Groundcover expands Agent Mode with Slack, Linear and GitHub connectors. Groundcover lets AI agents act inside Slack, Linear and GitHub to recommend code, open PRs, and manage tasks from observability data. This matters because connecting agents directly to developer and issue-tracking surfaces turns them from assistants into execution paths you must secure and instrument — Principle 09.

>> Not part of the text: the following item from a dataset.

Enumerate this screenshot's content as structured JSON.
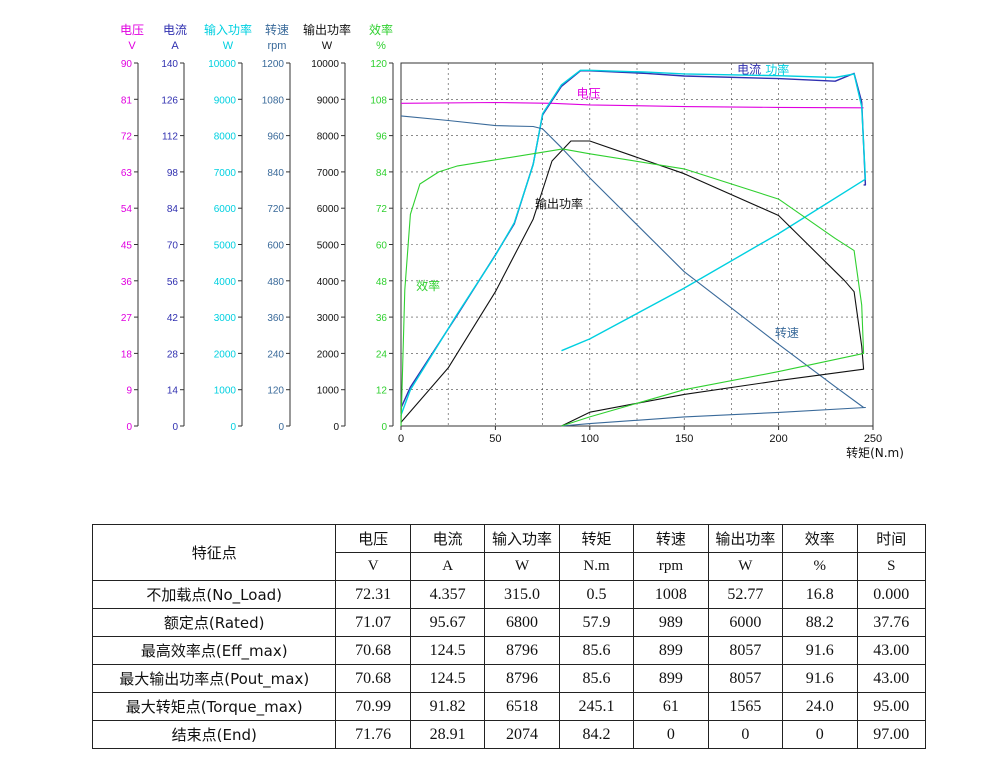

Memora: A Harmonic Memory Representation Balancing Abstraction and Specificity. Memora separates rich stored content from lightweight retrieval abstractions and cuts context tokens by up to 98%. That reduces cost and latency for long-horizon agents and makes building scalable, legible memory systems practical — Principle 11.

The attack that hijacked Claude Code came through Sentry. Datadog, PagerDuty, and Jira have the same exposure.. Researchers show fake observability events can inject attacker commands and exfiltrate secrets through coding agents, while monitoring tools raised no alerts. Outcome engineers therefore need adaptive, intent-aware monitoring and stricter agent gatekeeping to prevent agentjacking and preserve auditability — Principles 14 and 15.

Micro-Agent: Beat Frontier Models with Collaboration Inside Model API. vLLM’s Semantic Router transforms a single model API into a bounded micro-agent runtime that coordinates models to improve quality, safety, and cost. Use this pattern to shard capabilities, apply model-level safety checks, and evolve agent behaviors without rewriting orchestration layers — Principle 09.

Ornith-1.0: Self-Scaffolding LLMs for Agentic Coding. DeepReinforce publishes Ornith-1.0, an open-weight, self-scaffolding LLM family designed to run agentic coding workflows locally with MoE and dense variants. That matters for teams prioritizing local execution, auditability, and sovereign stacks — it makes production-grade agentic coding achievable outside closed model clouds — Principles 07 and 03.